It's done. And I am pleased to report that the ending of this series was satisfying enough that the series remains one of my favourite reads of the year, possibly of several years. Some of my readers may have noticed, when I take to a book, I take to it hard. I am buying this series. In hardback. And I am going to cherish it, and re-read it, and lend it out to friends. Then I'm going to re-read it again. And again. And I am going to love it more each time, I suspect.
If you want a very brief summary of what the series is about, check out the review for the first book. In the interests of avoiding spoilers, what can I say in general about The Singing in particular? Well, first of all, it wasn't as intense as The Crow. Of all the books in the series, that one remains elevated above the other three as an indisputable, shining, relentless work of art. But as an ending, The Singing was creative and engaging, sometimes surprising and thoroughly satisfying.
Permit me one small gripe, however, if you will: I think many of the emotional character arcs were finished slightly too quickly. Not glaringly so, but I could have used a little more time to resolve some relationships and get a feel for the changes and personal epiphanies each character experienced. I have no trouble with the results of those changes; I found them believable, but we see them complete, not getting worked out. Everything felt just slightly too brief to do the characters I've grown to love justice.
I have absolutely no illusions about how difficult writing this sort of thing can be, after the climax of the action, and perhaps there was no way to end the book as gracefully. But I almost felt as if the characters distanced themselves from me as the book ended, so there was no painful wrench as I closed the book. I wanted that sweet pain and I missed it.

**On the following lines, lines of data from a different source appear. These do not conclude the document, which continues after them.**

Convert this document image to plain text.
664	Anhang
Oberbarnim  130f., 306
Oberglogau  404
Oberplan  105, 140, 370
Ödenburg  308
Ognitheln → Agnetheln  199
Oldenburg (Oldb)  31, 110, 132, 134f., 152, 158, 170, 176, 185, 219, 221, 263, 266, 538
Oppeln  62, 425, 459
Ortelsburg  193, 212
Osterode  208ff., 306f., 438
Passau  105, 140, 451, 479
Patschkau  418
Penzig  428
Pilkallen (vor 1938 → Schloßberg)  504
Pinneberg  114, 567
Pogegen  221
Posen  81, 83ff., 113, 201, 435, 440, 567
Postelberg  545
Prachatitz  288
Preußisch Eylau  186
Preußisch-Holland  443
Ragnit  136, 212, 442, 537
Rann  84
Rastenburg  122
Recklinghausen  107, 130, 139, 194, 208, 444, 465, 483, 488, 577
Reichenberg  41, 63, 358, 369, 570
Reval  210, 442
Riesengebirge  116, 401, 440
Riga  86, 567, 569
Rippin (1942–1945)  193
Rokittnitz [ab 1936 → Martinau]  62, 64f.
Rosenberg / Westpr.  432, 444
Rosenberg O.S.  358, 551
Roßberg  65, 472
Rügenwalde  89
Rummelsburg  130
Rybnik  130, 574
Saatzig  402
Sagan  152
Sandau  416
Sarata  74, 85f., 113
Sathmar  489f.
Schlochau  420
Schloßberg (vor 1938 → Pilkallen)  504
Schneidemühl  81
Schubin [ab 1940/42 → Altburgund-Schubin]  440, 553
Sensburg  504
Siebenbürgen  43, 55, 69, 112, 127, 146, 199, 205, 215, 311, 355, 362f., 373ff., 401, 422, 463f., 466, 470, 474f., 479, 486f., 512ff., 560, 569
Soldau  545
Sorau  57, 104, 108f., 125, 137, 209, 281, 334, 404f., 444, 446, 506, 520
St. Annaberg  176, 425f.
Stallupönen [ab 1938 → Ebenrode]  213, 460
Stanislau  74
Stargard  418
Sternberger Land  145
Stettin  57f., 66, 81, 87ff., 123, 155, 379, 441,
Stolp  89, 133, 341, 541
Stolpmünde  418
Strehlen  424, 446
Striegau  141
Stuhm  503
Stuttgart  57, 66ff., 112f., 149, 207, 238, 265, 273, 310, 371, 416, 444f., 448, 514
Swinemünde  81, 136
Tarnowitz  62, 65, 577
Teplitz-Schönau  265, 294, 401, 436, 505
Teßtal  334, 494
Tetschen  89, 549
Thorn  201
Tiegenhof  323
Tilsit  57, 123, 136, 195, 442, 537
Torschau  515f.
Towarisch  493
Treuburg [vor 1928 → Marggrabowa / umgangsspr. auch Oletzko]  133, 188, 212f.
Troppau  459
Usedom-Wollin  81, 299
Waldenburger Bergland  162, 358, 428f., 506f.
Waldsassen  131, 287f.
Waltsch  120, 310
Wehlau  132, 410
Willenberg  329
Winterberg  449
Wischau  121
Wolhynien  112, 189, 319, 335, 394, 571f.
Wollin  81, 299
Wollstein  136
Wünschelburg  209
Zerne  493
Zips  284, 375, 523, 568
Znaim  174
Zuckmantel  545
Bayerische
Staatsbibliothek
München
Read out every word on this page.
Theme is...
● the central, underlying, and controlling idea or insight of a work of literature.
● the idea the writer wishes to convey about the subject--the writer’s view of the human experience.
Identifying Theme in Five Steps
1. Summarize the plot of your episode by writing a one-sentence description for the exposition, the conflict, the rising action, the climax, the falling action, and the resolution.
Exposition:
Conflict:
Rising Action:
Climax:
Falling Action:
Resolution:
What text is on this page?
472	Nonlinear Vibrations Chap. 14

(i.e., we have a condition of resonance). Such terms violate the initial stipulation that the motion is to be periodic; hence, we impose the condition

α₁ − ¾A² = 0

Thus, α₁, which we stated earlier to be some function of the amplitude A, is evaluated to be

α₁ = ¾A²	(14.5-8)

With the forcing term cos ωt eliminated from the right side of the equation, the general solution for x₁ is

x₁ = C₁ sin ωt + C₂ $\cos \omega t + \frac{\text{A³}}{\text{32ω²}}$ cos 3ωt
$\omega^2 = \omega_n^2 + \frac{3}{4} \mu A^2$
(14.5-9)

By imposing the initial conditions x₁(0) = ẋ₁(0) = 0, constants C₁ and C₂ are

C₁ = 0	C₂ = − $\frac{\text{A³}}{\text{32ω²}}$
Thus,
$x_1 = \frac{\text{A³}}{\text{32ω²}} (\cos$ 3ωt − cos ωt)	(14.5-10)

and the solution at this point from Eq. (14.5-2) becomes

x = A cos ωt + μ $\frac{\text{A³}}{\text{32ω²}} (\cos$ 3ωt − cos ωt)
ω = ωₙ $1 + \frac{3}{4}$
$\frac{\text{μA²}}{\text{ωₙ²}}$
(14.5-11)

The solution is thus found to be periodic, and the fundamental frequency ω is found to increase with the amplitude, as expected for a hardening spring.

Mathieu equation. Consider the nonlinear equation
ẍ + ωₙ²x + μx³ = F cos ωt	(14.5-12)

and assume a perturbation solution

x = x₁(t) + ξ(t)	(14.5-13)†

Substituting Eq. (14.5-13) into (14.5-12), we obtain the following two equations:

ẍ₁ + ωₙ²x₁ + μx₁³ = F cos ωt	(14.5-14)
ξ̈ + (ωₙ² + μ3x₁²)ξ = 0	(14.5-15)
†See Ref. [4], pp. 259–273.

But endings are very hard, and really, this one ended in style. Exciting, chilling, and beautiful. Enough loose ends to make me happy.
As a quick aside, a caveat: if you're like me, and like your endings mostly open-ended, don't read the Appendix. I knew I shouldn't have read it. I'm now going to do my best to forget it, because I want the characters to live their lives in my imagination. It's Croggon's prerogative to end it that way, but I should know better by now than to read Appendices.
One more thing I can talk about without spoilers is the difference between Maerad and Hem, our two main characters. One of the reasons I liked The Crow so much was that I think the world of Hem. He reads like a little brother I'd love to hug (and the kid needs a few hugs). I found Hem easier to engage with than Maerad, I think largely because of something Maerad does in book two, The Riddle (beware spoilers behind that link), and also because she spends a lot of time in The Riddle being a very moody teenager. And while I can sympathize with a moody teenager, I did find Maerad a little harder to empathize with. Further, by the time we get to The Singing, she is increasingly powerful and increasingly almost inhuman, and so I think the distance I feel from her is very appropriate. She is a wonderful character, and I am very fond of her; but it was Hem I could relate to the most.
This is the strength of Alison Croggon's characterizations: each of her characters, particularly those who are mains but also fleeting characters, are crystal-clear and different. They provoke different reactions from the reader, despite some of them being archetypes, despite some of them being on the page for less than a chapter. They inspire tenderness or anger, fear or interest. I'm extremely impressed with how vivid they are.
I'm a little afraid to start reading anything tonight. I'm afraid I'll be disillusioned or unfairly frustrated with whatever I read next. I've got a great series afterglow.
Again, thank you so much to Darla for introducing me to Alison Croggon and The Books of Pellinor. It's been a wonderful gift.